Muhsin menerangkan, tiga tujuan utama itu berupa tujuan jangka pendek, jangka menengah, dan jangka panjang. Dia menjelaskan, tujuan jangka pendek dari deklarasi tersebut ialah mengarusutamakan isu perdagangan ilegal merkuri di forum internasional dan kepada masyarakat internasional secara umum.
"Bahwa perdagangan ilegal merkuri sangat-sangat mengganggu dan bahkan bisa menghambat implementasi Konvensi Minamata. Itu yang pertama, mengarusutamakan," jelas dia.

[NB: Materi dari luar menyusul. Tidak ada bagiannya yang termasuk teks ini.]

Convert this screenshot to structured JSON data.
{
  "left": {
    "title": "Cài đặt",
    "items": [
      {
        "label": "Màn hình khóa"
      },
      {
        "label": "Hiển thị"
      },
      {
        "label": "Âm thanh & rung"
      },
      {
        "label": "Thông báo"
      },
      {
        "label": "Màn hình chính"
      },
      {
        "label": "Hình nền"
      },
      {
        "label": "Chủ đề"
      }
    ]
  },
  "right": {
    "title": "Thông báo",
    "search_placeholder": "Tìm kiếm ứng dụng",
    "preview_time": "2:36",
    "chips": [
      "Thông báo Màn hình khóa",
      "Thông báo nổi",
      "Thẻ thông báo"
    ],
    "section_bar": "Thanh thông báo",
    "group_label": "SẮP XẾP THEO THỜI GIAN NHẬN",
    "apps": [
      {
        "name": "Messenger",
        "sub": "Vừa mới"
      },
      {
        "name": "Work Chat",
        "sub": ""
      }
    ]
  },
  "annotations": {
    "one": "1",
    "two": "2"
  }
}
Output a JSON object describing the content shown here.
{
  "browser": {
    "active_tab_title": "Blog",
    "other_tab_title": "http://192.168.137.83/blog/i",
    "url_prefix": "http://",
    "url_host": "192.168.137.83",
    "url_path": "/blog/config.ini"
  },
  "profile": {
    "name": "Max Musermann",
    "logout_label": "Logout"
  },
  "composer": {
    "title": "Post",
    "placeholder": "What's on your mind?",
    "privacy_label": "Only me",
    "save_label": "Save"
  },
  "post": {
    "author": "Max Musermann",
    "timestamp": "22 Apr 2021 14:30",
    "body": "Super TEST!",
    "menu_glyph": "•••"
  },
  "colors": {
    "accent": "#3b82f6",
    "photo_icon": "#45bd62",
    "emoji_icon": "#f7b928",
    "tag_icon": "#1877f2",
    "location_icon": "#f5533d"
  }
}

Kemudian, untuk tujuan jangka menengahnya berupa memantik adanya penguatan kerja sama internasional dalam memerangi perdagangan ilegal merkuri. Sebab, kata dia, perdagangan ilegal merkuri bersifat lintas batas dan lintas negara. Menurut dia, tidak akan ada negara yang dapat menyelesaikan persoalan itu sendirian.
"Kalau kita membatasi diri kita hanya dengan negara-negara tertentu secara rigid, maka kita pasti akan kalah dengan cara-cara mereka yang melalukan perdagangan lintas batas tadi. Karena itu diperlukan kerja sama internasional," ujar Muhsin.
Sementara itu, tujuan jangka panjang dari deklarasi itu ialah terbentuknya tata kelola global yang mengikat tentang perdagangan ilegal merkuri. Dia menilai, itu dapat dicapai ketika kesadaran akan perdagangan ilegal merkuri sudah dimiliki oleh masyarakat internasional dan sudah adanya kerja sama yang baik antarnegara.
"Kita harapkan ada tata kelola global yang mengikat tentang perdagangan ilegal merkuri. Jadi yang kita usulkan ini kalau dapat diterima dengan baik akan mempunyai dampak sistemik dan global," kata Mushin.
Muhsin menyampaikan, semua itu sudah disampaikan dalam satu sesi khusus pada kegiatan COP-4 Konvensi Minamata. Dari pemaparan tersebut, Indonesia sudah menerima timbal balik pandangan dari negara pihak lainnya baik lisan maupun tertulis dan akan mencoba mengonsolidasi semua itu.
"Kita akan mengonsolidasi semua masukan tertulis itu dan kita sudah mengidentifikasi negara-negara yang perlu kita dekati secara khusus karena mungkin perlu pendalaman dialog secara bilateral," jelas dia.
Dalam COP-4 Konvensi Minamata tahap pertama ini terdapat dua kesepakatan yang sudah dicapai. Pertama, mengenai pelaksanaan COP-4 Konvensi Minamata tahap kedua yang akan diselenggarakan di Bali pada 21-25 Maret 2022 mendatang. Kedua, terkait program of work and budget untuk tahun 2022.
"Kenapa ini penting, karena terkait dengan fungsi Konvensi Minamata yang sudah memasuki masa implementasi. Karena itu program of work dan budget akan sangat berpengaruh terhadap bagaimana negara-negara melaksanakan implementasi itu," tutur Muhsin.